8 key plants from Knowle House
Rosa ‘Mrs John Laing’

An upright hybrid perpetual rose with double silvery-pink flowers that are highly scented and repeat through summer into autumn above greyish-green foliage. Prefers full sun and rich soil. Height and spread: 1.5m x 1.5m. RHS H6, USDA 5a-9b†.
Valeriana officinalis

A clump-forming tall perennial with pinnate basal foliage and numerous umbels of sweetly scented flowers on slender stems from late spring to summer. 1.5m x 90cm. RHS H4, USDA 4a-7b.
Penstemon ‘Pensham Plum Jerkum’

A compact, semi-evergreen perennial with upright stems of emerald-green leaves. From these emerge racemes of deep plum-purple bell flowers though summer into early autumn. 90cm x 50cm. RHS H4, USDA 3a-8b.
Lupinus ‘Masterpiece’

An upright perennial with bushy, deeply palmate leaves, giving rise in early summer to spires of intense reddish-purple flowers that have a contrasting orange fleck. RHS H5, USDA 3a-6b.
Rosa Dannahue (= ‘Ausa6b15’)

A compact bushy shrub rose with double apricot-coloured blooms that are lusciously scented and repeat through summer into autumn. 1.5m x 1.5m.

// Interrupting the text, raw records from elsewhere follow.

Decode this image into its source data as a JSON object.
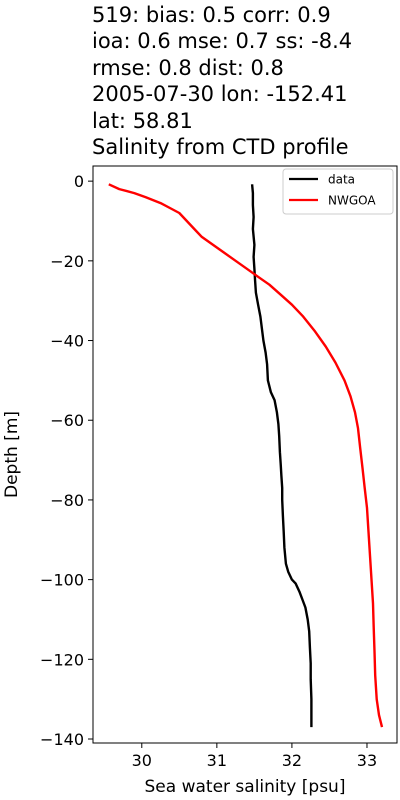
{
  "chart_data": {
    "type": "line",
    "title_lines": [
      "519: bias: 0.5  corr: 0.9",
      "ioa: 0.6  mse: 0.7  ss: -8.4",
      "rmse: 0.8  dist: 0.8",
      "2005-07-30 lon: -152.41",
      "lat: 58.81",
      "Salinity from CTD profile"
    ],
    "xlabel": "Sea water salinity [psu]",
    "ylabel": "Depth [m]",
    "xlim": [
      29.35,
      33.4
    ],
    "ylim": [
      -141.0,
      3.8
    ],
    "xticks": [
      30,
      31,
      32,
      33
    ],
    "xtick_labels": [
      "30",
      "31",
      "32",
      "33"
    ],
    "yticks": [
      0,
      -20,
      -40,
      -60,
      -80,
      -100,
      -120,
      -140
    ],
    "ytick_labels": [
      "0",
      "−20",
      "−40",
      "−60",
      "−80",
      "−100",
      "−120",
      "−140"
    ],
    "grid": false,
    "legend_position": "top-right",
    "series": [
      {
        "name": "data",
        "color": "#000000",
        "points": [
          [
            31.47,
            -0.8
          ],
          [
            31.48,
            -3
          ],
          [
            31.48,
            -6
          ],
          [
            31.49,
            -9
          ],
          [
            31.48,
            -12
          ],
          [
            31.5,
            -16
          ],
          [
            31.49,
            -19
          ],
          [
            31.5,
            -22
          ],
          [
            31.51,
            -25
          ],
          [
            31.52,
            -28
          ],
          [
            31.55,
            -31
          ],
          [
            31.58,
            -34
          ],
          [
            31.6,
            -37
          ],
          [
            31.62,
            -40
          ],
          [
            31.65,
            -43
          ],
          [
            31.67,
            -46
          ],
          [
            31.68,
            -50
          ],
          [
            31.72,
            -53
          ],
          [
            31.77,
            -55
          ],
          [
            31.8,
            -58
          ],
          [
            31.82,
            -61
          ],
          [
            31.83,
            -64
          ],
          [
            31.84,
            -68
          ],
          [
            31.85,
            -71
          ],
          [
            31.86,
            -74
          ],
          [
            31.87,
            -77
          ],
          [
            31.87,
            -80
          ],
          [
            31.88,
            -84
          ],
          [
            31.89,
            -88
          ],
          [
            31.9,
            -92
          ],
          [
            31.92,
            -96
          ],
          [
            31.95,
            -98
          ],
          [
            32.0,
            -100
          ],
          [
            32.05,
            -101
          ],
          [
            32.1,
            -103
          ],
          [
            32.14,
            -105
          ],
          [
            32.18,
            -107
          ],
          [
            32.21,
            -110
          ],
          [
            32.23,
            -113
          ],
          [
            32.24,
            -117
          ],
          [
            32.25,
            -121
          ],
          [
            32.25,
            -125
          ],
          [
            32.26,
            -130
          ],
          [
            32.26,
            -134
          ],
          [
            32.26,
            -137
          ]
        ]
      },
      {
        "name": "NWGOA",
        "color": "#ff0000",
        "points": [
          [
            29.56,
            -0.8
          ],
          [
            29.7,
            -2
          ],
          [
            29.9,
            -3
          ],
          [
            30.05,
            -4
          ],
          [
            30.25,
            -5.5
          ],
          [
            30.4,
            -7
          ],
          [
            30.5,
            -8
          ],
          [
            30.6,
            -10
          ],
          [
            30.7,
            -12
          ],
          [
            30.8,
            -14
          ],
          [
            30.95,
            -16
          ],
          [
            31.1,
            -18
          ],
          [
            31.25,
            -20
          ],
          [
            31.4,
            -22
          ],
          [
            31.55,
            -24
          ],
          [
            31.7,
            -26
          ],
          [
            31.85,
            -28.5
          ],
          [
            32.0,
            -31
          ],
          [
            32.15,
            -34
          ],
          [
            32.3,
            -37.5
          ],
          [
            32.45,
            -41.5
          ],
          [
            32.58,
            -45.5
          ],
          [
            32.7,
            -50
          ],
          [
            32.78,
            -54
          ],
          [
            32.84,
            -58
          ],
          [
            32.88,
            -62
          ],
          [
            32.91,
            -67
          ],
          [
            32.94,
            -72
          ],
          [
            32.97,
            -77
          ],
          [
            33.0,
            -82
          ],
          [
            33.02,
            -88
          ],
          [
            33.04,
            -94
          ],
          [
            33.06,
            -100
          ],
          [
            33.08,
            -106
          ],
          [
            33.09,
            -112
          ],
          [
            33.1,
            -118
          ],
          [
            33.11,
            -124
          ],
          [
            33.13,
            -130
          ],
          [
            33.16,
            -134
          ],
          [
            33.2,
            -137
          ]
        ]
      }
    ]
  }
}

RHS H5, USDA 5a-9b.
Leymus arenarius

A loose, spreading perennial grass with arching blue-grey linear foliage with stiff upright stems holding tight glaucous inflorescences that age to buff spikes. 1.5m x 1m. RHS H7, USDA 4a-9b.
Iris ensata

An elegant Japanese water iris with erect linear mid-green foliage and electric violet-purple flowers and contrasting yellow throat in summer. 90cm x 50cm. RHS H6, USDA 4a-9b.
Verbascum ‘Pink Domino’

A clump-forming herbaceous perennial with a basal rosette of deciduous dark-green leaves from which rise spikes of dusky rose-pink flowers. 1.5m x 50cm. AGM*. RHS H6, USDA 5a-9b.
*Holds an Award of Garden Merit from the Royal Horticultural Society. †Hardiness ratings given where available.